Va tan profundo que no nos damos cuenta. El amor que aprendimos es una forma de propiedad sobre otro ser humano. Aquel amor romántico, cantado en valses y bachatas; y su ideal carnal, chapurreado en reguetones y salsas pornográficas, son relaciones donde alguien se adueña de alguien, o alguien permite ser convertido en “propiedad privada”. Nuestro léxico erótico está imbuido de la idea: “hacerte mía”, “ser tuya”, la “posesión”, la “entrega”. Hacerte esto y lo otro, incluida tu carne y tu apariencia, tal como uno puede hacerle cosas a su motocar u otro objeto que puedo usar según me plazca. Amor de cambio de placas.
Alguien (tu flaco o flaca) pasa a ser parte de tu patrimonio, se somete a tu ámbito. Pero, contradictoriamente, esa propiedad nuestra suele mostrar iniciativa propia, puede burlar el contrato, incluso rechazarnos. Después de todo lo que creemos que ofrecimos. Sin respetar los costos incurridos. Lógicamente, si concebimos el amor de esa manera, si tu novio es “tuyo”, si tu mujer es “tuya”, los celos representan el legítimo cuidado de la propia inversión, para que otros no disfruten, deslealmente, de ella. Tiene sentido exigir a tu pareja las contraseñas del celular y monitorear sus intercambios con otras personas. Tiene sentido controlar sus movimientos y castigar sus infracciones, reales o imaginadas. Tiene sentido debilitarla, matarla, “para que no sea de otro”. Es una idea morbosa del amor, compartida por hombres y mujeres, aunque ellas son las principales víctimas, de lejos. La verdad simple, que solo somos dueños de nosotros mismos, ha sido sanguinolentamente obliterada.

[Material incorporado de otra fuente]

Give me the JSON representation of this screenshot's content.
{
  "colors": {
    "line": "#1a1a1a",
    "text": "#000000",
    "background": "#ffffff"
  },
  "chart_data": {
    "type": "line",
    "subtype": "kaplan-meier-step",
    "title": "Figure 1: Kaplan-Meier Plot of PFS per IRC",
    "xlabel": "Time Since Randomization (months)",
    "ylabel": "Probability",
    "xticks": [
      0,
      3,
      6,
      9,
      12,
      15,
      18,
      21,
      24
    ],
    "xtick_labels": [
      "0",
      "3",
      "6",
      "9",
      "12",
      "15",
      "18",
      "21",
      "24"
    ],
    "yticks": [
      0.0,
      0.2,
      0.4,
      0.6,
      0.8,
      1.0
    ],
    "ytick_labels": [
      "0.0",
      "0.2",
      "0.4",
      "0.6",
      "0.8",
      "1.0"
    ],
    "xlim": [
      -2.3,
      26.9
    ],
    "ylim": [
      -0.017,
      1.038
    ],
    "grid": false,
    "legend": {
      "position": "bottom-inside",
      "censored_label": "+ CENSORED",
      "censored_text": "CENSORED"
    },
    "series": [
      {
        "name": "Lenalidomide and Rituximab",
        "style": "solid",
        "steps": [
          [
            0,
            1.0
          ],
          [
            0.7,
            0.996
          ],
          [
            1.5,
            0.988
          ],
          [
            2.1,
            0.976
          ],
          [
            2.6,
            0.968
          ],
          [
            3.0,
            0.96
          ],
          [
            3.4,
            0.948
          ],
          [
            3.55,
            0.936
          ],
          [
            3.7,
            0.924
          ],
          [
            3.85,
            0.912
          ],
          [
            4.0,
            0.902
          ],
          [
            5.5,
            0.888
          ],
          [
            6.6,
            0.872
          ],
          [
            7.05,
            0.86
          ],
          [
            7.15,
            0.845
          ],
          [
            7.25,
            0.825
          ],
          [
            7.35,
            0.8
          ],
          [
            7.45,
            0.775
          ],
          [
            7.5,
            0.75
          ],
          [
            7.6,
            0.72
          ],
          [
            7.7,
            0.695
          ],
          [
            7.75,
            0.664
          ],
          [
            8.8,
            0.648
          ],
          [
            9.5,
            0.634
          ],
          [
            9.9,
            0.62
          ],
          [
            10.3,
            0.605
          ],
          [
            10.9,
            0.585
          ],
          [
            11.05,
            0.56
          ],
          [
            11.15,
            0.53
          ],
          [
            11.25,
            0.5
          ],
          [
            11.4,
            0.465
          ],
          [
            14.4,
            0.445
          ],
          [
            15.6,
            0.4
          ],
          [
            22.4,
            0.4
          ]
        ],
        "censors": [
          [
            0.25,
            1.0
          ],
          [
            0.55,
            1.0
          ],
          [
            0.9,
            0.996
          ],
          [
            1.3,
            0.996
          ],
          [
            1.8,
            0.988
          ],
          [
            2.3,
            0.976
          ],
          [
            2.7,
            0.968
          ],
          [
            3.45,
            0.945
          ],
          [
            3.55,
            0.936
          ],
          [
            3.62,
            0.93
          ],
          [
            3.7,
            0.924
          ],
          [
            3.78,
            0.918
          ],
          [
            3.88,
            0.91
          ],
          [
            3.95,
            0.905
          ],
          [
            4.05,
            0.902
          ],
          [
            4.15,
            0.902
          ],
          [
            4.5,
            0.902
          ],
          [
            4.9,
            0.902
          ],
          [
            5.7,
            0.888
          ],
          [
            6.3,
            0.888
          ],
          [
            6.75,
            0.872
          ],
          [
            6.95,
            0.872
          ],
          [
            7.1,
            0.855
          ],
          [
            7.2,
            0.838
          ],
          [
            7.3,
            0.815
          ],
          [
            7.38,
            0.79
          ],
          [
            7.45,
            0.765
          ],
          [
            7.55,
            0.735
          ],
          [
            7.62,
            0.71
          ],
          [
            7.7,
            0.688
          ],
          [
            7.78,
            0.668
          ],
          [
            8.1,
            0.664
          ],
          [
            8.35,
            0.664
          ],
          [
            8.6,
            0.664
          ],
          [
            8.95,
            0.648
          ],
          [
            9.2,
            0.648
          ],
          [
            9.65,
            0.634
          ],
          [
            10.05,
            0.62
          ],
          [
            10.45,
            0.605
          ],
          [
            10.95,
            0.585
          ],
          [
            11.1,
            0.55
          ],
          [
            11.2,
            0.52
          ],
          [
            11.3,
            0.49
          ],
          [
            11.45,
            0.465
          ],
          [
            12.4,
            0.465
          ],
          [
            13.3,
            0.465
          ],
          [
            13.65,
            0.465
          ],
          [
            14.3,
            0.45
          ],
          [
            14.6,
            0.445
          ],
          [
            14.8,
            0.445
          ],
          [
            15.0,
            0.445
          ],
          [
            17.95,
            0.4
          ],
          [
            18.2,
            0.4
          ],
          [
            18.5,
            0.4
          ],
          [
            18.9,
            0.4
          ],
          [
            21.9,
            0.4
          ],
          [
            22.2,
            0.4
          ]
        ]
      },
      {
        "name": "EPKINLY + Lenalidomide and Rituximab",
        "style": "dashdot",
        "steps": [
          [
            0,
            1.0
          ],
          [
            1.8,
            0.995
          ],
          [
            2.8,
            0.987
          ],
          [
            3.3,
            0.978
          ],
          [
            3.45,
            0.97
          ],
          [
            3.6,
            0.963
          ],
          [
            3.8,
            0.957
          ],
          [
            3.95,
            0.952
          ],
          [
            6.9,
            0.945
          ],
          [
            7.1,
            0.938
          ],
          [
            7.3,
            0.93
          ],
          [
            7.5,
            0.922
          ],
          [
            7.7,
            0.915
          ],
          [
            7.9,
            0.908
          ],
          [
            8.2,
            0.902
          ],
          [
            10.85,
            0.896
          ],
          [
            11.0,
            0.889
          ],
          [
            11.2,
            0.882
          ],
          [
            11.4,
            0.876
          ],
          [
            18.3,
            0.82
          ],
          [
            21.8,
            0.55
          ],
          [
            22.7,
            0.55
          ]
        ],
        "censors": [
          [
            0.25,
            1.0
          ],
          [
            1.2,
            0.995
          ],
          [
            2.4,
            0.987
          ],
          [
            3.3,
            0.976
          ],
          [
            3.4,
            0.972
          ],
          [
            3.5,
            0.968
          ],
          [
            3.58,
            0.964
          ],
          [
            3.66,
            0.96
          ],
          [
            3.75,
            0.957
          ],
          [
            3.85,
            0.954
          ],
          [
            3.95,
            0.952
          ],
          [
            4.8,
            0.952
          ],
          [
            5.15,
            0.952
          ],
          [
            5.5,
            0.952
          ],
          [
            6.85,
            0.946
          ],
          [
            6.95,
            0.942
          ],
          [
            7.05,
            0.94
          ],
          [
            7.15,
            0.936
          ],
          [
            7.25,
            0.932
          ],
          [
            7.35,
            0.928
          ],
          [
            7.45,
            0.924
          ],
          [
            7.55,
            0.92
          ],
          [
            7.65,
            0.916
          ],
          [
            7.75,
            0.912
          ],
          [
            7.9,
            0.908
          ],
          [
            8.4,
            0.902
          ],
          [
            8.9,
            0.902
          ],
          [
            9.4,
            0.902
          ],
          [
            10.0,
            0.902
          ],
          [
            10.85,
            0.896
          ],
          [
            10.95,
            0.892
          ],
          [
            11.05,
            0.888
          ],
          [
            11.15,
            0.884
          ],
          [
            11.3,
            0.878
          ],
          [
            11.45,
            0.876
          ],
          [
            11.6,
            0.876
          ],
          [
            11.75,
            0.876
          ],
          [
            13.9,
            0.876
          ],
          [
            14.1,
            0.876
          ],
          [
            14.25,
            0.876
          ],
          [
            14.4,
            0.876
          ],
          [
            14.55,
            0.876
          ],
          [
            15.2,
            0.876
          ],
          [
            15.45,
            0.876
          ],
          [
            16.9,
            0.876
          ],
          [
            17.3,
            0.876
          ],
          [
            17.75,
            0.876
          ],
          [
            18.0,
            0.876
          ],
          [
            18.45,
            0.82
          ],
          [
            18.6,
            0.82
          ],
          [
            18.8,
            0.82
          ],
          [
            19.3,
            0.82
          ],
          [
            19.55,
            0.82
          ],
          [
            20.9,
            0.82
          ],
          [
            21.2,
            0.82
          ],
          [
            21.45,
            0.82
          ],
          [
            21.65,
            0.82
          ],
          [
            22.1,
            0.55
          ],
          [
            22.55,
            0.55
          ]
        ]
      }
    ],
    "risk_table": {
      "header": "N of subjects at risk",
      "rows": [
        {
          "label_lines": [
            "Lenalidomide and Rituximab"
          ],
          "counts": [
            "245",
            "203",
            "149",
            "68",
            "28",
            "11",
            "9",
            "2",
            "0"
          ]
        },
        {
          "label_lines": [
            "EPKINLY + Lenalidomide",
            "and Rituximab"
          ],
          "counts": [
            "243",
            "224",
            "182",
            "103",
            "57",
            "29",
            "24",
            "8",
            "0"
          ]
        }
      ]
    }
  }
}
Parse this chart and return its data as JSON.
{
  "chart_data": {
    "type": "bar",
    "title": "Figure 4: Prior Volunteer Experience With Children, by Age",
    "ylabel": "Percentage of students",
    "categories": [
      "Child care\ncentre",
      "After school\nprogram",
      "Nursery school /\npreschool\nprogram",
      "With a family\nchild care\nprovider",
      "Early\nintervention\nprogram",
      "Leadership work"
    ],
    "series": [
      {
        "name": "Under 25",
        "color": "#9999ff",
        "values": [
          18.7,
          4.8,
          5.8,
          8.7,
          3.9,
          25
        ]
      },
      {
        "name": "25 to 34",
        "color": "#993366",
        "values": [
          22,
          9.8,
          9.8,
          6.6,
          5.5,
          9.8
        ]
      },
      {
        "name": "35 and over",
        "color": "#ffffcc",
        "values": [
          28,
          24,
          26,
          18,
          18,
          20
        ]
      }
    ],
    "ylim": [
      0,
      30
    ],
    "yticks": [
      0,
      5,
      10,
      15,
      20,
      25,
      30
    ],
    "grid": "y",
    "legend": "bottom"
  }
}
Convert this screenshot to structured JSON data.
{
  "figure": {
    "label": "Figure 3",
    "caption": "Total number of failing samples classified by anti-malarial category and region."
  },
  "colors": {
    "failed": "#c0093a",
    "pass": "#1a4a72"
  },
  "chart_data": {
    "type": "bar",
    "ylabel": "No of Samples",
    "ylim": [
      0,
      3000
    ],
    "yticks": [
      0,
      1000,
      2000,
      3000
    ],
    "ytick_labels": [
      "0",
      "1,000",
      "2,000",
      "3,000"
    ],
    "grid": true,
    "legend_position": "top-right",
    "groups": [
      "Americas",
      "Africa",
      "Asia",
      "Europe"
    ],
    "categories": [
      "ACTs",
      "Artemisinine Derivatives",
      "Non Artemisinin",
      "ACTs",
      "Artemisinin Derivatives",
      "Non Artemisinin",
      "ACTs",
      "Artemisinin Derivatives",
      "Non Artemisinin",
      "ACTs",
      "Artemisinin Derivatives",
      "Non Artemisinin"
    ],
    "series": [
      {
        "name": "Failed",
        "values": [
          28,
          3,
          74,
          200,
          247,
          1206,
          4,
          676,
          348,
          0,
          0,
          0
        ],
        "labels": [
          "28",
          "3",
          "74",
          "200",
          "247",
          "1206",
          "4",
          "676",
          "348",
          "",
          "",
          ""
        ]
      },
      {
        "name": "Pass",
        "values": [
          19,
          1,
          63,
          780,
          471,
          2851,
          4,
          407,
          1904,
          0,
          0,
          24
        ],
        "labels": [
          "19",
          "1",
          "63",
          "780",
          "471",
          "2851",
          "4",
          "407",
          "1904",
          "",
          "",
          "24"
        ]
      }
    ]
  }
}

Las ecofeministas han comprobado que esta idea de la propiedad sobre otros seres animados no se limita al amor heterosexual; sino que constituye una visión de mundo, que se aplica a todo aquello que se considera salvaje o deshonroso y debe ser, en consecuencia, disciplinado: La naturaleza, los pueblos nativos, los homosexuales, los niños, los locos, entre otros. Michel Foucault ha revelado los mecanismos de represión contra quienes transgreden la ortodoxia patriarcal. El problema es que un río no tiene más remedio que ser río, una mujer solo puede ser mujer, un lobo no tiene más remedio que ser lobo y un niño solo puede ser un niño. Se les castiga por el pecado de ser, por odio a su naturaleza. Por eso hablamos de crímenes de odio. Pero la devastación de los bosques, la intoxicación de arroyos y lagunas, el embasuramiento de las playas –los verdaderos actos contra natura, que cometemos todos los días– son también crímenes de odio. O nacen de un amor procaz y retorcido, incapaz de contemplar sin mancillar, de gozar sin invadir, de encontrar complacencia sin herir.
Por eso, la defensa de la naturaleza y la defensa de la mujer van de la mano. Y son pilares de la democracia. Porque mientras la mayor parte de la humanidad y toda cosa silvestre sean objetos cuya existencia solo se justifica si han sido sojuzgados y mancillados, será irrisorio insistir en que somos iguales ante la ley. Amor - ecología - democracia.